One of the largest networks of fertility clinics in the USA has confirmed that it was targeted by a ransomware attack, resulting in a security breach of patient information.
The fertility clinic network in question, US Fertility, wrote a statement and specified that the hackers 'acquired a limited number of files' during a 'period of unauthorised access' that ran between 12 August 2020 to 14 September 2020. Data-stealing ransomware typically harvests data from the source system before encrypting the victim's network for ransom. Some ransomware groups then publish the stolen files on their websites if their ransom demand isn't paid.
'We take this incident very seriously and are committed to protecting the security and confidentiality of health information we gather in providing services to individuals,' Mark Segal, the chief executive officer of US Fertility, said about the breach.
Along with apologising for the incident and re-stating its commitment to safeguarding the privacy and security of patient information, US Fertility revealed that their patients' personal information, such as names and addresses, dates of birth and in some cases even social security numbers, were part of the data breach. The company further stated that there was 'no evidence of actual misuse of any individual's information' related to the attack. However, the company also warned that the attack may have involved protected health information, which would include information about a patient's health or medical treatments, such as test results and medical records.

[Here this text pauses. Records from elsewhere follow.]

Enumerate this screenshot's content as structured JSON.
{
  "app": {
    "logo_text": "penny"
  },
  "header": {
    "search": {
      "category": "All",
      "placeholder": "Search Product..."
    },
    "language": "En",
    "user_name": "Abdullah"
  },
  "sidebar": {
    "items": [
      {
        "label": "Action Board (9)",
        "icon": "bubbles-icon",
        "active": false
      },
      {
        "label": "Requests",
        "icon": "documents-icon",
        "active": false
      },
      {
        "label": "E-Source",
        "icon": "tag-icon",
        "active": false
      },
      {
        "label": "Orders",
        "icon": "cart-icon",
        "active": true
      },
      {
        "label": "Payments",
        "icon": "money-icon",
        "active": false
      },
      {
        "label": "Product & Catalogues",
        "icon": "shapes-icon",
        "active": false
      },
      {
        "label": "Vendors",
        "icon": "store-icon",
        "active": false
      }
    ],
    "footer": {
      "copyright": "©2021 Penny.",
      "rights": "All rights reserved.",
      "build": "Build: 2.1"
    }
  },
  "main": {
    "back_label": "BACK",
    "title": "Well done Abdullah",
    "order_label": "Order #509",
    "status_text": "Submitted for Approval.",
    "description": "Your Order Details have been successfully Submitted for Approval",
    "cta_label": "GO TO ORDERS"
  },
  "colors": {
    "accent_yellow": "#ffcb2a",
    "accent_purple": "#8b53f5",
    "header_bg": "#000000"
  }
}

While US Fertility acknowledged conducting an internal review to confirm the extent of the data breach, they did not explain why the company took over two months to publicly disclose the attack. However, its statement included that this disclosure had not been delayed on request of law enforcement.
This attack is part of a larger pattern in the US healthcare sector, where several other fertility clinics have been attacked by ransomware in recent months. For example, the Colorado Center for Reproductive Medicine, based in Denver with locations across the USA, suffered a data security breach that affected its Minneapolis clinic in Edina in 2017.